Type of Employment: Contractor (12-month project)
Work Modality: 100% Remote
Work Schedule: Full-time
Location: LATAM
Project Duration: Through June 30, 2027
Our client is a fast-paced technology company focused on building reliable, scalable digital products with a strong emphasis on quality and user experience. They work in collaborative agile environments where engineering, product, and infrastructure teams partner closely to modernize large-scale systems while maintaining high service reliability.
We're looking for an experienced Site Reliability Engineer to help drive large-scale infrastructure modernization initiatives across legacy and cloud environments.
You'll lead operating system migrations, improve deployment pipelines, modernize monitoring platforms, and provide operational support for mission-critical systems while helping engineering teams successfully transition to modern cloud infrastructure.
- Lead operating system modernization projects across approximately 1,700 systems and virtual machines.
- Execute migrations from RHEL7 to EL8/9 and modernize configuration management.
- Build, maintain, and configure RPM packages.
- Develop automated operational runbooks.
- Improve CI/CD pipelines and deployment reliability.
- Support monitoring and logging migrations to modern observability platforms.
- Provide Tier-2 operational support and incident response.
- Partner with engineering teams during cloud migration initiatives.
- Automate repetitive operational tasks and maintain technical documentation.
- 5+ years of Software Engineering or Site Reliability Engineering experience.
- Strong Python programming skills.
- Experience with Linux system administration and OS migrations.

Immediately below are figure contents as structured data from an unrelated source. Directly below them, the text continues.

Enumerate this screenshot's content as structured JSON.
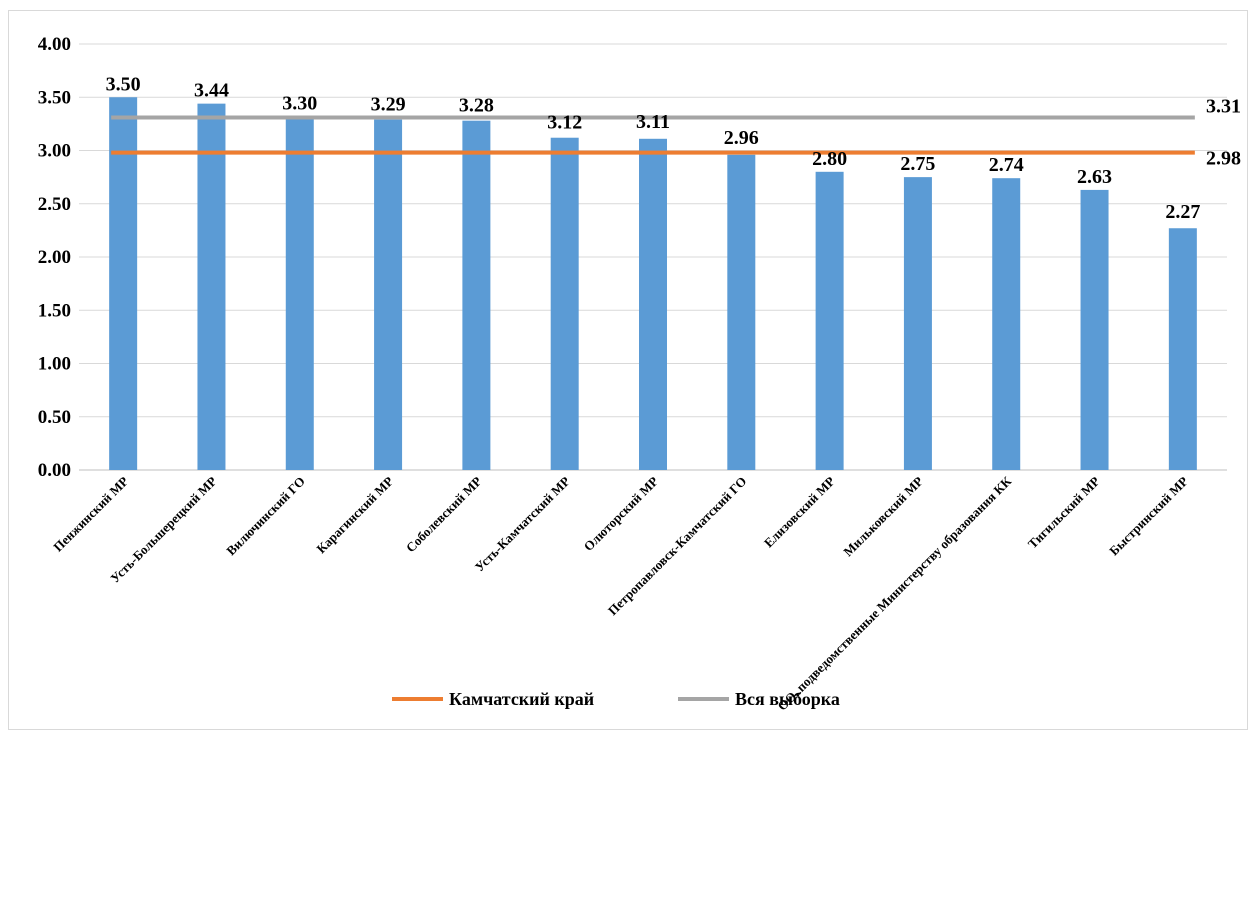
{
  "chart_data": {
    "type": "bar",
    "categories": [
      "Пенжинский МР",
      "Усть-Большерецкий МР",
      "Вилючинский ГО",
      "Карагинский МР",
      "Соболевский МР",
      "Усть-Камчатский МР",
      "Олюторский МР",
      "Петропавловск-Камчатский ГО",
      "Елизовский МР",
      "Мильковский МР",
      "ОО, подведомственные Министерству образования КК",
      "Тигильский МР",
      "Быстринский МР"
    ],
    "values": [
      3.5,
      3.44,
      3.3,
      3.29,
      3.28,
      3.12,
      3.11,
      2.96,
      2.8,
      2.75,
      2.74,
      2.63,
      2.27
    ],
    "value_labels": [
      "3.50",
      "3.44",
      "3.30",
      "3.29",
      "3.28",
      "3.12",
      "3.11",
      "2.96",
      "2.80",
      "2.75",
      "2.74",
      "2.63",
      "2.27"
    ],
    "bar_color": "#5b9bd5",
    "lines": [
      {
        "name": "Камчатский край",
        "value": 2.98,
        "label": "2.98",
        "color": "#ed7d31"
      },
      {
        "name": "Вся выборка",
        "value": 3.31,
        "label": "3.31",
        "color": "#a5a5a5"
      }
    ],
    "ylim": [
      0,
      4
    ],
    "yticks": [
      "0.00",
      "0.50",
      "1.00",
      "1.50",
      "2.00",
      "2.50",
      "3.00",
      "3.50",
      "4.00"
    ],
    "grid": true,
    "legend_position": "bottom",
    "title": "",
    "xlabel": "",
    "ylabel": ""
  }
}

- Experience managing configuration management and software packaging.
- Strong troubleshooting and incident response experience.
- Experience working with CI/CD pipelines and infrastructure automation.
- Experience migrating monitoring platforms to Prometheus, Grafana, or Chronosphere.
- Splunk experience.
- Experience supporting cloud migration initiatives.
- Experience working in large-scale production environments.